一种基于快速近似字符串匹配的基因序列数据库构建软件系统。

A software system for gene sequence database construction based on fast approximate string matching.

作者信息

Liu Zheng, Borneman James, Jiang Tao

出版信息

Int J Bioinform Res Appl. 2005;1(3):273-91. doi: 10.1504/IJBRA.2005.007906.

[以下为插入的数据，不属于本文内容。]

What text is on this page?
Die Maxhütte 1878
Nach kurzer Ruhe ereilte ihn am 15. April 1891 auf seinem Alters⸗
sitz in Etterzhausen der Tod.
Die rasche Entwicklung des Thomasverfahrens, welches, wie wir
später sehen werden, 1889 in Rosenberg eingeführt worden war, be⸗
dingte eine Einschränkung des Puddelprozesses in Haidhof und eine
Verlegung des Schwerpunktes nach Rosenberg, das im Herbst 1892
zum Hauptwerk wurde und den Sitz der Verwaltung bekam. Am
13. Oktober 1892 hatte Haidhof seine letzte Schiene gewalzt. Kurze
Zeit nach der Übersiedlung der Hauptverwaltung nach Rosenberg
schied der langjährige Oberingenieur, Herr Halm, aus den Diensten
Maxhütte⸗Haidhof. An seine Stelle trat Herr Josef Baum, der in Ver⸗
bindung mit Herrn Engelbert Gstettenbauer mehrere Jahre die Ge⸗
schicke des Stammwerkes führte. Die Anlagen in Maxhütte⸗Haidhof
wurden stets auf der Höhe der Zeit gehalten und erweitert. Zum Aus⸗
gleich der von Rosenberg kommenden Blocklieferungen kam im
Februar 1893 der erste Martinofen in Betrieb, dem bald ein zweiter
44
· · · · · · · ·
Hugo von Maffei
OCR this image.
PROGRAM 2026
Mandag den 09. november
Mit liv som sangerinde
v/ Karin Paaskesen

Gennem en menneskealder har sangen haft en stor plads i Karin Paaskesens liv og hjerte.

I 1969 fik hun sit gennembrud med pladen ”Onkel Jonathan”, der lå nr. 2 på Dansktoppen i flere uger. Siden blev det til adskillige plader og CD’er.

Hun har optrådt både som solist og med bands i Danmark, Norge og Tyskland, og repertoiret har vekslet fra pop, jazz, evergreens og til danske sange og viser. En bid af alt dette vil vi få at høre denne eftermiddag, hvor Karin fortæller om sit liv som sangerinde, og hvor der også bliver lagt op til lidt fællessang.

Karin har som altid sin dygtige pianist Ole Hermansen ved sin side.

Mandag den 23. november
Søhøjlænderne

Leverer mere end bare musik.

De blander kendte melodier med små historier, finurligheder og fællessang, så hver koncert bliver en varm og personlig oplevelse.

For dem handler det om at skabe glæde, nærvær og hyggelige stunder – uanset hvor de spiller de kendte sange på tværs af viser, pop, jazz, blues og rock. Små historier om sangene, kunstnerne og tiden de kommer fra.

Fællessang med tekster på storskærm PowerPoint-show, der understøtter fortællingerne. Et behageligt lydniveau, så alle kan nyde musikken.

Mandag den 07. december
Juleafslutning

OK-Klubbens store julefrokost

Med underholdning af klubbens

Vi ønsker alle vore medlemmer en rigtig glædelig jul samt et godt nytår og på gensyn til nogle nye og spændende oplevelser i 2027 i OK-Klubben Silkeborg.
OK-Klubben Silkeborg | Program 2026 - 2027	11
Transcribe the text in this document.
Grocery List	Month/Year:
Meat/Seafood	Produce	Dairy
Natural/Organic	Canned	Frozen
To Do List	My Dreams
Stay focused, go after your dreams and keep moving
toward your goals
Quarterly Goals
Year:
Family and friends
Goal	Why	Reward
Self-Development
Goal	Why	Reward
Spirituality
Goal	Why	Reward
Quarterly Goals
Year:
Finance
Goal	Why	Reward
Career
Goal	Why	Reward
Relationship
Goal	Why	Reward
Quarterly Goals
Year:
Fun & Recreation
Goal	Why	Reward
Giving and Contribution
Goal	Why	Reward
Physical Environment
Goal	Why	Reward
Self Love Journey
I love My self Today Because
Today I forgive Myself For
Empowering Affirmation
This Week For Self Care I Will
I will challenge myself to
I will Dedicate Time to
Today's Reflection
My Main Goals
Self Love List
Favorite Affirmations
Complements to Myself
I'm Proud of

DOI:10.1504/IJBRA.2005.007906

Abstract

We propose a web-based software system for sequence acquisition and database construction. An example application of this system is to construct a ribosomal RNA gene (rDNA) sequence database to facilitate the study of microbial communities. A fast and accurate approximate string matching algorithm is implemented to fetch rDNA sequences sandwiched by two given primers from GenBank. A homology search algorithm based on Basic-Local-Alignment-Search-Tool (BLAST) is then used to extract rDNA sequences that do not contain the primers. This two step process leads to an rDNA sequence database for a specific taxonomic group. We consider the distance between the occurrences of the two given primers, mismatches and degeneracy when performing string matching. In the homology search, a chaining algorithm is combined with BLAST to obtain global alignments based on local alignments. This system can be used in many biological applications.

摘要

我们提出了一种基于网络的用于序列获取和数据库构建的软件系统。该系统的一个示例应用是构建核糖体RNA基因（rDNA）序列数据库，以促进对微生物群落的研究。实现了一种快速准确的近似字符串匹配算法，用于从GenBank中获取夹在两个给定引物之间的rDNA序列。然后使用基于基本局部比对搜索工具（BLAST）的同源性搜索算法来提取不含引物的rDNA序列。这个两步过程产生了针对特定分类群的rDNA序列数据库。在进行字符串匹配时，我们考虑两个给定引物出现位置之间的距离、错配和简并性。在同源性搜索中，将一种链接算法与BLAST相结合，以基于局部比对获得全局比对。该系统可用于许多生物学应用。